CLARO
M. RECTO
Born: February 8, 1890
Died: August 24, 1960
His elementary education was obtained in Lipa, Batangas. He received a
BA degree from Ateneo Municipal de Manila at 19, and at 24, a Master of
Law degree from the University of Santo Tomas and was admitted to the
bar. Recto served as legal advisor to the Senate in 1916 and later a
Batangas representative during 1919 - 1925. He went to the US in 1924
as a member of the Independence Mission. After returning to the
Philippines he founded the Democrat Party. Recto became a member of the
Senate in 1931 and majority floor leader in 1934. In 1935, he served as
president of the Constitutional Convention and President Roosevelt
appointed him to the Supreme Court. He left the Supreme Court in 1941
to be re-elected as a senator.

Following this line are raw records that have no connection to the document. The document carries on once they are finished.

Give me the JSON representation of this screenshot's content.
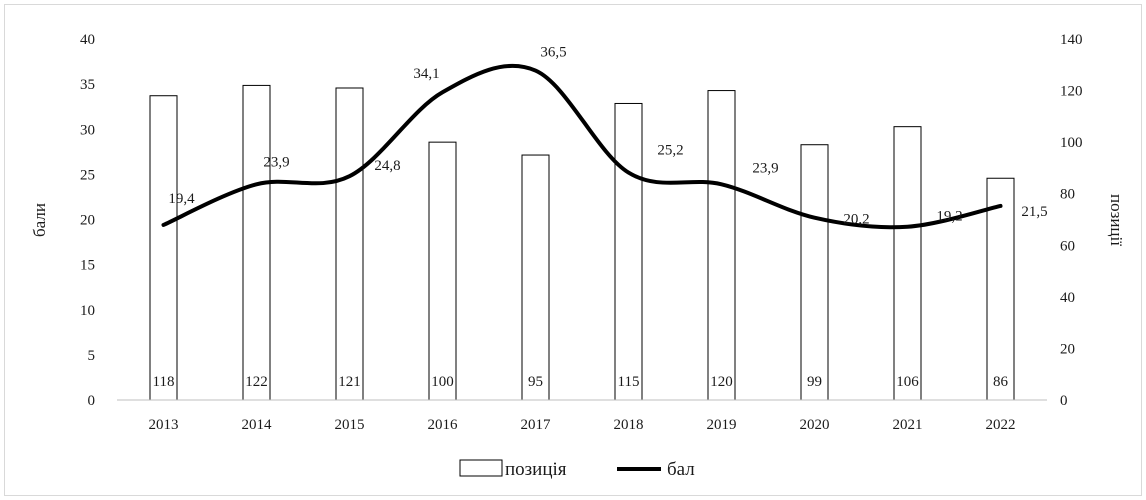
{
  "chart_data": {
    "type": "bar+line",
    "categories": [
      "2013",
      "2014",
      "2015",
      "2016",
      "2017",
      "2018",
      "2019",
      "2020",
      "2021",
      "2022"
    ],
    "series": [
      {
        "name": "позиція",
        "kind": "bar",
        "axis": "right",
        "values": [
          118,
          122,
          121,
          100,
          95,
          115,
          120,
          99,
          106,
          86
        ],
        "labels": [
          "118",
          "122",
          "121",
          "100",
          "95",
          "115",
          "120",
          "99",
          "106",
          "86"
        ]
      },
      {
        "name": "бал",
        "kind": "line",
        "axis": "left",
        "values": [
          19.4,
          23.9,
          24.8,
          34.1,
          36.5,
          25.2,
          23.9,
          20.2,
          19.2,
          21.5
        ],
        "labels": [
          "19,4",
          "23,9",
          "24,8",
          "34,1",
          "36,5",
          "25,2",
          "23,9",
          "20,2",
          "19,2",
          "21,5"
        ]
      }
    ],
    "y_left": {
      "label": "бали",
      "range": [
        0,
        40
      ],
      "ticks": [
        "0",
        "5",
        "10",
        "15",
        "20",
        "25",
        "30",
        "35",
        "40"
      ]
    },
    "y_right": {
      "label": "позиції",
      "range": [
        0,
        140
      ],
      "ticks": [
        "0",
        "20",
        "40",
        "60",
        "80",
        "100",
        "120",
        "140"
      ]
    },
    "grid": false,
    "legend": {
      "position": "bottom",
      "items": [
        {
          "label": "позиція",
          "symbol": "bar"
        },
        {
          "label": "бал",
          "symbol": "line"
        }
      ]
    },
    "colors": {
      "bar_fill": "#ffffff",
      "bar_stroke": "#000000",
      "line": "#000000",
      "axis": "#bfbfbf"
    }
  }
}
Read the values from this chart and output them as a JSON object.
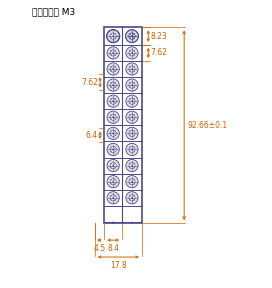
{
  "title": "端子大小： M3",
  "title_color": "#000000",
  "dim_color": "#cc6600",
  "line_color": "#4a4a8a",
  "body_color": "#d0d0d0",
  "bg_color": "#ffffff",
  "num_terminals": 12,
  "screw_color": "#aaaaaa",
  "dim_8_23": "8.23",
  "dim_7_62": "7.62",
  "dim_7_62_left": "7.62",
  "dim_6_4": "6.4",
  "dim_92_66": "92.66±0.1",
  "dim_4_5": "4.5",
  "dim_8_4": "8.4",
  "dim_17_8": "17.8"
}
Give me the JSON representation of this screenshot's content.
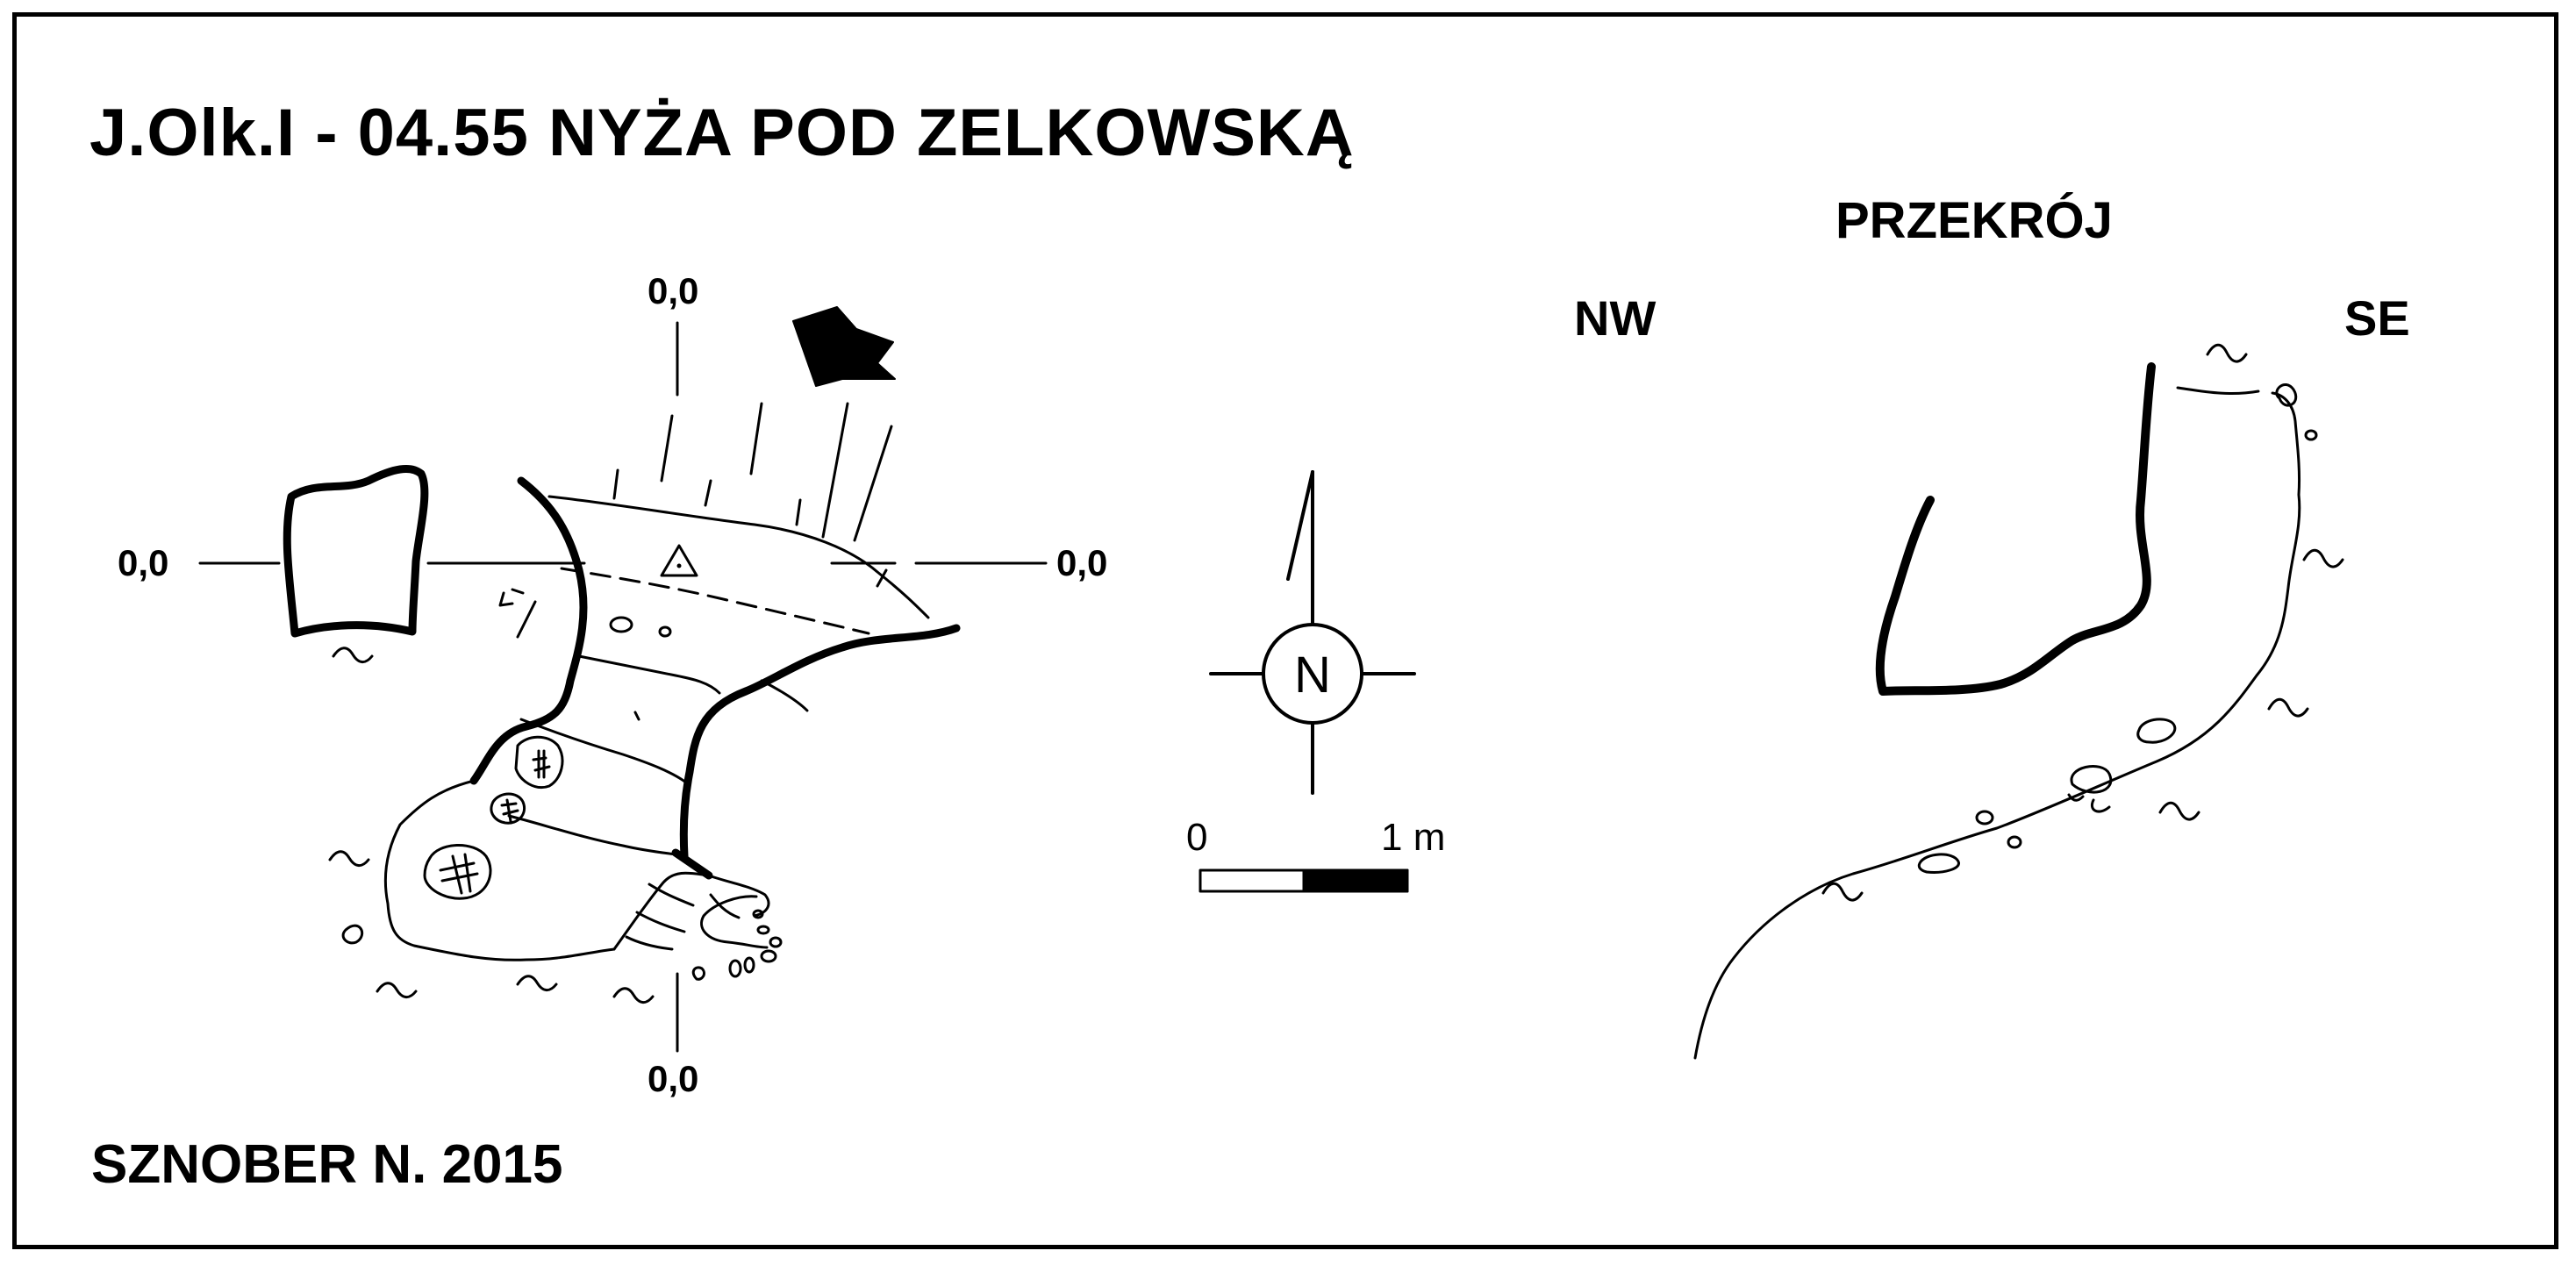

During the Japanese occupation, he was a
member of President Laurel's cabinet for which he was branded a
collaborator after the war.
Recto was re-elected as a Nationalist in 1949 and again in 1953 as a
guest candidate of the Liberal Party. Nationalism resurfaced in the
early 1950s and Recto fired the first shot in 1951 with a speech. He
claimed the Philippine government allowed the US to continue their
dominant pre-war interests in the financial, commercial, and industrial
life of the country. For his speeches on the theme of economic and
political nationalism, he was branded anti-American. Recto ran for
president in 1957 but was defeated by Carlos P. Garcia. He wrote books
such as The Law of Belligerent Occupation, Three Years of Enemy
Occupation, and several one-act plays in Spanish and also won the Nobel
Prize for literature. President Garcia named him ambassador
extraordinaire in 1960. He died of a heart attack in Rome, while on a
cultural mission to Europe and Latin America.